Передонов стоял и ждал. Ему было грустно и страшно. Подумывал он убежать, да не решился и на это. Откуда-то очень издалека доносилась музыка: должно быть, предводителева дочь играла на рояле. Слабые, нежные звуки лились в вечернем тихом, темном воздухе, наводили грусть, рождали сладкие мечты.
Сначала мечты Передонова приняли эротическое направление. Он представлял барышень Рутиловых в самых соблазнительных положениях. Но чем дальше продолжалось ожидание, тем больше Передонов испытывал раздражение, – зачем заставляют его ждать. И музыка, едва задев его мертвенно-грубые чувства, умерла для него.
А вокруг спустилась ночь, тихая, шуршащая зловещими подходами и пошептами. И еще темнее казалось везде оттого, что Передонов стоял в пространстве, освещенном лампою в гостиной, свет от которой двумя полосами ложился на двор, расширяясь к соседскому забору, за которым виднелись темные бревенчатые стены. В глубине двора подозрительно темнели и шептались о чем-то деревья Рутиловского сада. На улицах по мосткам где-то недалеко долго слышались чьи-то замедленные, тяжелые шаги. Передонов начал уже бояться, что, пока он тут стоит, на него нападут и ограбят, а то так и убьют. Он прижался к самой стене, в тень, чтобы его не видели, и робко ждал.
Но вот по освещенным полосам на дворе пробежали длинные тени, захлопали двери, послышались за дверью на крыльце голоса. Передонов оживился. “Идут!” – радостно подумал он, и приятные мечты о красотках-сестрицах опять лениво зашевелились в его голове, – паскудные детища его скудного воображения.
Сестры стояли в сенях.
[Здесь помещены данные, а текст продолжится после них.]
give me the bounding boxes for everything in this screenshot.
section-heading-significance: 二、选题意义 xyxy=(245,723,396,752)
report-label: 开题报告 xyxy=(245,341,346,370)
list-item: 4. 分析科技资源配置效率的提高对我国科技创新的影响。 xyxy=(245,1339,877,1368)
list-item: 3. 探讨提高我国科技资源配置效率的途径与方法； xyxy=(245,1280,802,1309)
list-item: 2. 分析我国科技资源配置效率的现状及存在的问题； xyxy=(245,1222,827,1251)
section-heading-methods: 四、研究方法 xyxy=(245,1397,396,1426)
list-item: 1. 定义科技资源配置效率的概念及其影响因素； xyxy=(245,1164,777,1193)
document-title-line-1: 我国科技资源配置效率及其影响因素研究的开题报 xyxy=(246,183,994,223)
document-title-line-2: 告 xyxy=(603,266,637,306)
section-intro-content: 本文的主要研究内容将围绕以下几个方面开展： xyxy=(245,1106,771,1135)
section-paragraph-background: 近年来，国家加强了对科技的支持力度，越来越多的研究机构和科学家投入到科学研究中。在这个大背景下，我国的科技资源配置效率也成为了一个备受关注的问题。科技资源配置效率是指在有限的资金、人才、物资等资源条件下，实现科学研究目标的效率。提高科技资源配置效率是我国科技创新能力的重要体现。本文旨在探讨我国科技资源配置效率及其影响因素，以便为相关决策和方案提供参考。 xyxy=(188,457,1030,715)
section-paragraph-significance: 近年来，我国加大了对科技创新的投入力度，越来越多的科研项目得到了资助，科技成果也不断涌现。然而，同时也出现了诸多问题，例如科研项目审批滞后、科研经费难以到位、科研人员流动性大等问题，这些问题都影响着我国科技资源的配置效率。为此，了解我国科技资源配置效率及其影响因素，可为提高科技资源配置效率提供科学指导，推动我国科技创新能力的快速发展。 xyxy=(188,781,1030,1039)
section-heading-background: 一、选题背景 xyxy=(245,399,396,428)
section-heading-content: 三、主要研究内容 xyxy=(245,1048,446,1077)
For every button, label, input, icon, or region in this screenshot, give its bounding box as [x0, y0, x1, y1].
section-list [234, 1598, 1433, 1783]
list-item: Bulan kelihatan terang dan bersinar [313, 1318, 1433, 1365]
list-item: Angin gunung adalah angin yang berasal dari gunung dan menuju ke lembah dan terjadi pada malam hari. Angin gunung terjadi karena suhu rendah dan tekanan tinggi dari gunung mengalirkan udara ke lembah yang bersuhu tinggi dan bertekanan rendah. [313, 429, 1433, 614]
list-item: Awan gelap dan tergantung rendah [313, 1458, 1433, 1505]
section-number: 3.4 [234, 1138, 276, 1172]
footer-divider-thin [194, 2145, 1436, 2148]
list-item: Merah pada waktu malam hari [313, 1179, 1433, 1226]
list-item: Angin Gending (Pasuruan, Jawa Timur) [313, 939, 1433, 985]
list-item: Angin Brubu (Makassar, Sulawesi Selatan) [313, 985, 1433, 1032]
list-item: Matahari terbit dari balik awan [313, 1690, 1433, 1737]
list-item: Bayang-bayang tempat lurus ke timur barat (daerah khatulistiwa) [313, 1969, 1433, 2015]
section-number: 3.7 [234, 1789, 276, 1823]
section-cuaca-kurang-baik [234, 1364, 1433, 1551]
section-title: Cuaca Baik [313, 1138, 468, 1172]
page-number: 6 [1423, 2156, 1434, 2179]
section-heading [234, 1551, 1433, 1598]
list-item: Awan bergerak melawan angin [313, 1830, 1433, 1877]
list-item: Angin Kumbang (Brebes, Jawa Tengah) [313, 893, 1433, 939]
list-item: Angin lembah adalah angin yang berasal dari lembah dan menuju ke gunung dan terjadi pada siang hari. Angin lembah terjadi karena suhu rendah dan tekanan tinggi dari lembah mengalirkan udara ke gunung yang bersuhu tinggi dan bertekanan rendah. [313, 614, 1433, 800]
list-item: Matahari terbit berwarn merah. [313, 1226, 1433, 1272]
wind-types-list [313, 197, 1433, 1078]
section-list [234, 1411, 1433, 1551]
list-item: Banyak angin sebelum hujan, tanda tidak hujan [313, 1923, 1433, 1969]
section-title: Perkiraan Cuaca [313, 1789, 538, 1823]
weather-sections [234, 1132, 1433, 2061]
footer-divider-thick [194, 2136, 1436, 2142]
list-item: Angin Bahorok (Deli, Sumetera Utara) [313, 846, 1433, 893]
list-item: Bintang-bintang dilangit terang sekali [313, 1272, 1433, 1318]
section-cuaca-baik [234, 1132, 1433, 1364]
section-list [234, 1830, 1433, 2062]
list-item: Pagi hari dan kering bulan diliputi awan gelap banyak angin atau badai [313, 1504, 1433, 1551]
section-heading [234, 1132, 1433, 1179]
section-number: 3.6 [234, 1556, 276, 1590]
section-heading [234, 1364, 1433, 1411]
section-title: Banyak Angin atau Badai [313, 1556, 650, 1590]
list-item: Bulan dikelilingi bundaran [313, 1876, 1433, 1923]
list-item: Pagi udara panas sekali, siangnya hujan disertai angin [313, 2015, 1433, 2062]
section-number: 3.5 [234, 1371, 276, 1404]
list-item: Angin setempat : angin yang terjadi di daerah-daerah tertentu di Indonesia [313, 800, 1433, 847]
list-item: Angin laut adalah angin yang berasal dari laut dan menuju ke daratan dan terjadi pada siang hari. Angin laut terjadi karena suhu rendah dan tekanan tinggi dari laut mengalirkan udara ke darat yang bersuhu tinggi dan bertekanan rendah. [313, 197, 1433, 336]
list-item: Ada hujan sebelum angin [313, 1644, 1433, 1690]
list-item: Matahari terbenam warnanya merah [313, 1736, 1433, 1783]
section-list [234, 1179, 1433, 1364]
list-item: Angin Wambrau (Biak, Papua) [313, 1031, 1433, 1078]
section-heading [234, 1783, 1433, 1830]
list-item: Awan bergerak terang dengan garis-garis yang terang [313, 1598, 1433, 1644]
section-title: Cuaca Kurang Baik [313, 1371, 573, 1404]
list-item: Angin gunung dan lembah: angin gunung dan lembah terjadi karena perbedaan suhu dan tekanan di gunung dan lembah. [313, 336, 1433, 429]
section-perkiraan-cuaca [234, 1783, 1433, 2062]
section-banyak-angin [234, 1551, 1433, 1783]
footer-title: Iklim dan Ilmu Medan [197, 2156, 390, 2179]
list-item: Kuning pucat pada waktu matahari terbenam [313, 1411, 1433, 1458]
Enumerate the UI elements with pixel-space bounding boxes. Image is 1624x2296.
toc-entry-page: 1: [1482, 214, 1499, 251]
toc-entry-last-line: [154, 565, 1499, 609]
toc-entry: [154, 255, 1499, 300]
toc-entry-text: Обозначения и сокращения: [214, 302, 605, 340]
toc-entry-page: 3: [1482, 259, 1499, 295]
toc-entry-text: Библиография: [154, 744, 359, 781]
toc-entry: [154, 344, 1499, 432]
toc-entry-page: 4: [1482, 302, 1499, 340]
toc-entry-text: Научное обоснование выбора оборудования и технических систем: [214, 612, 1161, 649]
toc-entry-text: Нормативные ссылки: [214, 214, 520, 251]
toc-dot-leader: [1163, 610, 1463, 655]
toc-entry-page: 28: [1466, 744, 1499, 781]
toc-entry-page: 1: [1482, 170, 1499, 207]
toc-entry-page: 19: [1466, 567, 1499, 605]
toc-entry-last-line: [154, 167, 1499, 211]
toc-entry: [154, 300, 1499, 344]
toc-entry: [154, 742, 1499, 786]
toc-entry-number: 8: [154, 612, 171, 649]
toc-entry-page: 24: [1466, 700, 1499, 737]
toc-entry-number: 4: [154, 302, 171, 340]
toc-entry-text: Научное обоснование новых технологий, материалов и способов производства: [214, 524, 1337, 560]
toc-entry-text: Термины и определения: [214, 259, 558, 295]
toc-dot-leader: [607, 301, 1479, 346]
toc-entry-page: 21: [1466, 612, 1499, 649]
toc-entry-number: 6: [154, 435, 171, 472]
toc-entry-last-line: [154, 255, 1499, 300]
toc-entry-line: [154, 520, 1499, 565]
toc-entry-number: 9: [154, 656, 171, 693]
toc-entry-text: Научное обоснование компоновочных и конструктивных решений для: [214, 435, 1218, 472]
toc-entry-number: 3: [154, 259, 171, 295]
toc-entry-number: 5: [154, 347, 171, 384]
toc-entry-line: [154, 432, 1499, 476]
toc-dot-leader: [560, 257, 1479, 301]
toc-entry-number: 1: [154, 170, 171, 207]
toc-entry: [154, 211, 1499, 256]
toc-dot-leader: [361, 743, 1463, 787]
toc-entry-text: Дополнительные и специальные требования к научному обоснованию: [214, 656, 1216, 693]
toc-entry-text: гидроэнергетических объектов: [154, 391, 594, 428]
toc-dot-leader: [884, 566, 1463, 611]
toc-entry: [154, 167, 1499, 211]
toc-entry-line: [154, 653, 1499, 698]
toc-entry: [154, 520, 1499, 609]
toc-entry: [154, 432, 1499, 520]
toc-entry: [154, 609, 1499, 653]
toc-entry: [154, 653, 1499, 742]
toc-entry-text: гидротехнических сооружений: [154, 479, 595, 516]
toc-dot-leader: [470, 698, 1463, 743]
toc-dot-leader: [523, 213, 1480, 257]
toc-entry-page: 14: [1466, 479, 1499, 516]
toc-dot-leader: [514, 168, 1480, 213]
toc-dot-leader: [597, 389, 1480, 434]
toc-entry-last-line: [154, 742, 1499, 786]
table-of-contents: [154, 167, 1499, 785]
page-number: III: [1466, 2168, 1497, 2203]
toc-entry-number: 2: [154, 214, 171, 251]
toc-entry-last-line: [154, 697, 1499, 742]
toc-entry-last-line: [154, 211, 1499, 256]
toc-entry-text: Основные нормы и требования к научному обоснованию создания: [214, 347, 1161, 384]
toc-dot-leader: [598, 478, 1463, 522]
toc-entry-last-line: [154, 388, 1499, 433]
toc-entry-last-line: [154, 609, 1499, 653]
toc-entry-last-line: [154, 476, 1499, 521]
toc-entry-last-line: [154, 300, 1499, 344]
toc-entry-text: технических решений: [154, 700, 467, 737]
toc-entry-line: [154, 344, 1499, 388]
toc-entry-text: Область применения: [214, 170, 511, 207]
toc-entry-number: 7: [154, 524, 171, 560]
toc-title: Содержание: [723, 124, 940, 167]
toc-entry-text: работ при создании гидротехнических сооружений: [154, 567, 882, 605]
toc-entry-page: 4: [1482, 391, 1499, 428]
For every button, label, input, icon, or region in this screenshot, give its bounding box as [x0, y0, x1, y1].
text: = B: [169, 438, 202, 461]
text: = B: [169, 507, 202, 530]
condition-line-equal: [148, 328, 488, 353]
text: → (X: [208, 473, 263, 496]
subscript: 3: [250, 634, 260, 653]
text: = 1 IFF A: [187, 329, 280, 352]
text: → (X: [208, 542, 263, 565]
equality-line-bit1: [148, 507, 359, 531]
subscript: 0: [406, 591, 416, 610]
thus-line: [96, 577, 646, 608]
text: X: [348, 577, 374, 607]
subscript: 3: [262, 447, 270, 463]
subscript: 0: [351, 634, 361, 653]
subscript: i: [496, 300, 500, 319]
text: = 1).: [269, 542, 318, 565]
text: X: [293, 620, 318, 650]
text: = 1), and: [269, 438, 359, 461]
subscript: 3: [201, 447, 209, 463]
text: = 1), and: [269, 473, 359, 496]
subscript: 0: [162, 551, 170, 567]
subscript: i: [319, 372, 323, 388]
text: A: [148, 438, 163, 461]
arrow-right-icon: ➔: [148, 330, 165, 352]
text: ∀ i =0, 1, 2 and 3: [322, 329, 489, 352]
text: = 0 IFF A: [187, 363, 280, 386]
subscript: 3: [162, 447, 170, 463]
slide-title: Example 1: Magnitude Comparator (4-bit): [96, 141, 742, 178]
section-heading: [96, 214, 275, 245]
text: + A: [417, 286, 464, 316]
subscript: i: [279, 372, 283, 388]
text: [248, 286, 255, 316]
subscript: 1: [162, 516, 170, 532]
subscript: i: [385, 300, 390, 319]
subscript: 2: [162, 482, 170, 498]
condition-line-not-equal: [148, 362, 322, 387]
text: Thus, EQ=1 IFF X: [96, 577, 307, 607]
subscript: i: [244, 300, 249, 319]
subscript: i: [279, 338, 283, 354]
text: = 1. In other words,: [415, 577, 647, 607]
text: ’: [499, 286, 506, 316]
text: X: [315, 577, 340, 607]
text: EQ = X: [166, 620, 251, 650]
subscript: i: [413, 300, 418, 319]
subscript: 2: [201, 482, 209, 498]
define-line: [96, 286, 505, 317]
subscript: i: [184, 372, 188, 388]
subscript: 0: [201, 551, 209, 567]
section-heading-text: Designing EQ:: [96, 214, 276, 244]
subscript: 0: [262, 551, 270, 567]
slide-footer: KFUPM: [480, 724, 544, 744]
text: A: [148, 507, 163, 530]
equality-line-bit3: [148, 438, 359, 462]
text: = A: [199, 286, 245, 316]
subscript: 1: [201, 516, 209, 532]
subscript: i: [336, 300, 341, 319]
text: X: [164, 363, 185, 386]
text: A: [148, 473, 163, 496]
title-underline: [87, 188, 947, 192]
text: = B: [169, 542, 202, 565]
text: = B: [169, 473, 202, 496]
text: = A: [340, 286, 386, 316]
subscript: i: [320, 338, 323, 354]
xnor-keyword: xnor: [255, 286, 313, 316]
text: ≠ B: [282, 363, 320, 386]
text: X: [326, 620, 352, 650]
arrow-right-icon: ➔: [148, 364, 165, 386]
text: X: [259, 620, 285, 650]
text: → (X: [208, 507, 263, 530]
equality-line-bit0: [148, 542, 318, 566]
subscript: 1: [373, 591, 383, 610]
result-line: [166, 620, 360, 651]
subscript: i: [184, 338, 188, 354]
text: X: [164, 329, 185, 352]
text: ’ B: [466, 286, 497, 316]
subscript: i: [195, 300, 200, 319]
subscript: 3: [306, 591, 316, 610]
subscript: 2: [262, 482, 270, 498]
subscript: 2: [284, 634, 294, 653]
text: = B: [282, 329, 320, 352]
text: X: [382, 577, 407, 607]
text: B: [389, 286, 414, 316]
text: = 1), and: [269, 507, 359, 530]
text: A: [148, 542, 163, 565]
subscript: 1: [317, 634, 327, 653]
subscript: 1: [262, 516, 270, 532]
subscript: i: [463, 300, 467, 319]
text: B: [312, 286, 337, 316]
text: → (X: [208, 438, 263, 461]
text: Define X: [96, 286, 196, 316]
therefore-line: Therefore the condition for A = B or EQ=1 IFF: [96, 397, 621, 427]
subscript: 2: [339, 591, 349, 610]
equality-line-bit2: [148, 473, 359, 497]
Рутилов вышел на двор к воротам и огляделся, не идет ли кто по улице.
Никого не было ни видно, ни слышно.
– Никого нет, – громким шопотом сказал он сестрам в сложенные трубою руки.
Он остался сторожить на улице. Вместе с ним вышел на улицу и Передонов.
– Ну вот, сейчас они тебе скажут, – сказал Рутилов.
Передонов стоял у самой калитки и смотрел в щель меж калиткою и приворотным столбом. Лицо его было угрюмо и почти испуганно, и всякие мечты и думы погасли в его голове и сменились тяжелым, беспредметным вожделением.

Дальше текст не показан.